Highest Rated Comments


scherre97 karma

This is an excellent answer. It is awful, of course, that you've been through all of those things but I think it really highlights a big problem in the world at the moment which is that a lot of people assume that people with genuine disabilities and differing needs are asking for help or adjustments out of laziness, spite or a malicious desire to cause more work for others. When your requests are met with that kind of suspicion, and you are made very aware of how inconvenient your disability is to those who are completely able, it's so demoralising.

scherre2 karma

Do you find this aspect of the conditions hard to manage? That is, the extreme variability in what any one day/week/month might be like, where you can go from feeling energised and like you could run a marathon almost to not being able to move the next day? I have fibromyalgia and it's one of the most difficult things to accept. Just not knowing from day to day what capacity for doing stuff I will have and how much I will hurt from it.

scherre1 karma

This is right. There is a very difficult balancing act involved in having prescription opioids and learning to use them carefully so that you are able to get some relief sometimes (usually on the '10' days - many of us learn to grit our teeth and soldier on through the 7-9 days which are frequent and which we are well aware that most 'normal' people would be horrified at expecting to carry on through) while trying to avoid the negative impacts both short (e.g. drowsiness, constipation) and long term (e.g. tolerance, toxicity.) Supporting chronic pain patients to help them understand the necessity of this balance and how to make it work for them would certainly be better than just outright saying 'No opioids!' But I also think that general public education would be helpful: people who haven't lived with or had someone close to them live with chronic pain generally think that if you are in pain you just take some pills and then it's all good. They don't understand that it just doesn't work that way when you have a chronic condition - and that leads to a lack of understanding and support in other areas such as employment and education which can have a severe negative impact on people's ability to support themselves and their family.
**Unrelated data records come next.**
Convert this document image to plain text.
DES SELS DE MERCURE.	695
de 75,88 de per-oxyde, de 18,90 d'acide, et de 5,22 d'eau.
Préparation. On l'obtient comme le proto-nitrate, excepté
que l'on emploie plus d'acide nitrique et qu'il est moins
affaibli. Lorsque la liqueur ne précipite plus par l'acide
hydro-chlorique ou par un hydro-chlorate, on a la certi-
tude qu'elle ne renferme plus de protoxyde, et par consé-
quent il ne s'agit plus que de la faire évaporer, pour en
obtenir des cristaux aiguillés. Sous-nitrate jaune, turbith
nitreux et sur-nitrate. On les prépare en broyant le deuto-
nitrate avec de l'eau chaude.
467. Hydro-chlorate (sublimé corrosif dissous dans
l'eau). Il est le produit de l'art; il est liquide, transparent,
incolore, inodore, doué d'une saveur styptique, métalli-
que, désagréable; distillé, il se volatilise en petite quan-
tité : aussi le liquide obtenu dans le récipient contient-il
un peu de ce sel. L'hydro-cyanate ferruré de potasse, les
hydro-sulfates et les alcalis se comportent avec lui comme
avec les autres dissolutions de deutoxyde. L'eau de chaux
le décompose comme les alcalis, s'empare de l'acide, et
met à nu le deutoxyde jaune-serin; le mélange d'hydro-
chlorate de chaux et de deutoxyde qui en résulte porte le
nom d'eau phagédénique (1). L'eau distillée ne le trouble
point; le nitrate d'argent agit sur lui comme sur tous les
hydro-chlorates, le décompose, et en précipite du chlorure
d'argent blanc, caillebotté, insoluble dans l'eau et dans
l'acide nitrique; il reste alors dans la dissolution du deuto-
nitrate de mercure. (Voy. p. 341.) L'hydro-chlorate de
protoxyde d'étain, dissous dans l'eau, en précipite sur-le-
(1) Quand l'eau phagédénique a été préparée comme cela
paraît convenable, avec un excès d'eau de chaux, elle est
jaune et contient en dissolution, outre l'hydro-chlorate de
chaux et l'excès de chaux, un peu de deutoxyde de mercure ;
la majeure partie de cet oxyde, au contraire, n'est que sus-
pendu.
I see the stigmatisation and limitation of opioid medications in much the same way as things like banning abortions or trying to teach abstinence only in order to prevent teenage pregnancies. Both of those things have been proven many times to be ineffective at solving the problems they are supposed to but they keep happening because it's easier to keep current practises in place than it is to build a system that supports the provision of the type of education and resources people need to actually effectively reduce the incidence of these things.